LTL, brokerage woes weigh on ArcBest's Q3

Weak demand coupled with cost pressure weighed on ArcBest's third quarter. The company has mitigated some of the earnings pressure through internal initiatives in recent quarters but really needs a more cooperative freight market to push numbers higher.

ArcBest (NASDAQ: ARCB) reported third-quarter adjusted earnings per share of $1.64, 21 cents below the consensus estimate and 67 cents lower year over year.

The adjusted EPS result excluded expenses tied to past acquisitions and ongoing technology pilots. It also excluded a $69.1 million after-tax reduction in the fair value of MoLo's earnout provision. The MoLo truck brokerage business, which ArcBest acquired three years ago, didn't meet financial targets last year and isn't expected to meet them this year.

The asset-based segment, which includes ArcBest's less-than-truckload subsidiary, ABF Freight, reported a 4.2% y/y revenue decline (5.8% lower on a per-day basis), as an 11.3% decline in tonnage per day was partially offset by a 7.4% increase in revenue per hundredweight, or yield. (Yield was up by a high-single-digit percentage excluding fuel surcharges.)
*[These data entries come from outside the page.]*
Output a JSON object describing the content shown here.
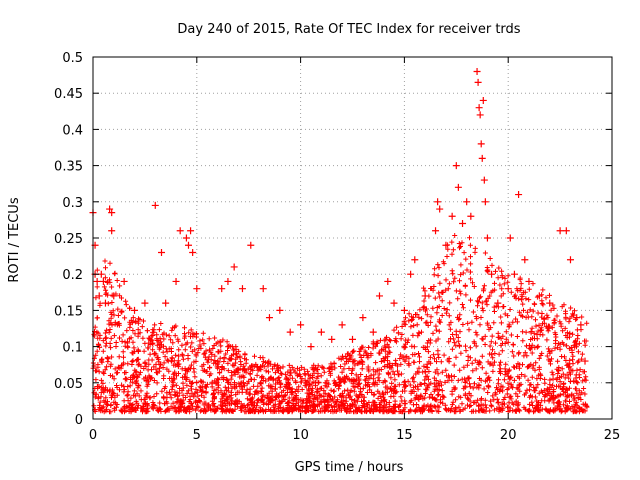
{
  "chart_data": {
    "type": "scatter",
    "title": "Day 240 of 2015, Rate Of TEC Index for receiver trds",
    "xlabel": "GPS time / hours",
    "ylabel": "ROTI / TECUs",
    "xlim": [
      0,
      25
    ],
    "ylim": [
      0,
      0.5
    ],
    "x_ticks": [
      "0",
      "5",
      "10",
      "15",
      "20",
      "25"
    ],
    "y_ticks": [
      "0",
      "0.05",
      "0.1",
      "0.15",
      "0.2",
      "0.25",
      "0.3",
      "0.35",
      "0.4",
      "0.45",
      "0.5"
    ],
    "grid": true,
    "marker": "+",
    "color": "#ff0000",
    "series": [
      {
        "points": [
          [
            0.0,
            0.285
          ],
          [
            0.1,
            0.24
          ],
          [
            0.1,
            0.2
          ],
          [
            0.2,
            0.19
          ],
          [
            0.3,
            0.17
          ],
          [
            0.4,
            0.2
          ],
          [
            0.5,
            0.19
          ],
          [
            0.6,
            0.16
          ],
          [
            0.8,
            0.29
          ],
          [
            0.9,
            0.285
          ],
          [
            0.9,
            0.26
          ],
          [
            1.0,
            0.17
          ],
          [
            1.5,
            0.19
          ],
          [
            2.0,
            0.15
          ],
          [
            2.5,
            0.16
          ],
          [
            3.0,
            0.295
          ],
          [
            3.3,
            0.23
          ],
          [
            3.5,
            0.16
          ],
          [
            4.0,
            0.19
          ],
          [
            4.2,
            0.26
          ],
          [
            4.5,
            0.25
          ],
          [
            4.6,
            0.24
          ],
          [
            4.7,
            0.26
          ],
          [
            4.8,
            0.23
          ],
          [
            5.0,
            0.18
          ],
          [
            6.2,
            0.18
          ],
          [
            6.5,
            0.19
          ],
          [
            6.8,
            0.21
          ],
          [
            7.2,
            0.18
          ],
          [
            7.6,
            0.24
          ],
          [
            8.2,
            0.18
          ],
          [
            8.5,
            0.14
          ],
          [
            9.0,
            0.15
          ],
          [
            9.5,
            0.12
          ],
          [
            10.0,
            0.13
          ],
          [
            10.5,
            0.1
          ],
          [
            11.0,
            0.12
          ],
          [
            11.5,
            0.11
          ],
          [
            12.0,
            0.13
          ],
          [
            12.5,
            0.11
          ],
          [
            13.0,
            0.14
          ],
          [
            13.5,
            0.12
          ],
          [
            13.8,
            0.17
          ],
          [
            14.2,
            0.19
          ],
          [
            14.5,
            0.16
          ],
          [
            15.0,
            0.15
          ],
          [
            15.3,
            0.2
          ],
          [
            15.5,
            0.22
          ],
          [
            16.0,
            0.17
          ],
          [
            16.5,
            0.26
          ],
          [
            16.6,
            0.3
          ],
          [
            16.7,
            0.29
          ],
          [
            17.0,
            0.24
          ],
          [
            17.3,
            0.28
          ],
          [
            17.5,
            0.35
          ],
          [
            17.6,
            0.32
          ],
          [
            17.8,
            0.27
          ],
          [
            18.0,
            0.3
          ],
          [
            18.2,
            0.28
          ],
          [
            18.5,
            0.48
          ],
          [
            18.55,
            0.465
          ],
          [
            18.6,
            0.43
          ],
          [
            18.65,
            0.42
          ],
          [
            18.7,
            0.38
          ],
          [
            18.75,
            0.36
          ],
          [
            18.8,
            0.44
          ],
          [
            18.85,
            0.33
          ],
          [
            18.9,
            0.3
          ],
          [
            19.0,
            0.25
          ],
          [
            19.2,
            0.2
          ],
          [
            19.5,
            0.16
          ],
          [
            20.0,
            0.18
          ],
          [
            20.1,
            0.25
          ],
          [
            20.3,
            0.2
          ],
          [
            20.5,
            0.31
          ],
          [
            20.8,
            0.22
          ],
          [
            21.0,
            0.19
          ],
          [
            21.5,
            0.17
          ],
          [
            22.0,
            0.16
          ],
          [
            22.5,
            0.26
          ],
          [
            22.8,
            0.26
          ],
          [
            23.0,
            0.22
          ],
          [
            23.3,
            0.14
          ],
          [
            23.5,
            0.13
          ],
          [
            23.7,
            0.08
          ]
        ]
      }
    ]
  }
}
A 10.7% y/y drop in weight per shipment drove the tonnage decline as shipments per day were off just 0.7%. Management said customer retention remains strong, but it is seeing lower pallet counts per stop as the industrial economy remains soft.

Tonnage per day declined y/y by 12.5% in July, 9.9% in August and 12.2% in September. Tonnage was down 9% y/y in October but flat with September. October had a tough y/y comparison to October 2023, which benefited from a cyberattack at competitor Estes.

The y/y tonnage declines peaked at 22% in May (down 20.4% on a two-year comparison). Declines are expected to ease as the fourth quarter progresses, largely due to easier comps. Tonnage was down 9.6% y/y last November followed by an 8.3% decline in December.

ArcBest's prior-year tonnage comps are easier than those of many of its peers. It began swapping out transactional freight with better-yielding freight from core contractual customers around the time Yellow Corp. (OTC: YELLQ) closed. The process dragged down tonnage as the change in freight mix resulted in lower shipment weights.

The 7.4% increase in the yield calculation during the quarter was driven by the decline in shipment weight. Netting out the change in weight resulted in a roughly 3% decline to yield.

Yield was down 3% y/y in October (flat excluding fuel surcharges) and down 3% from September (with and without fuel). Management called out a tough monthly comp to last year (up 8.1%) and a less favorable mix profile as the reasons for the weaker yield result. It said nothing structural has changed around price negotiations, which continue to be "rational" across the industry.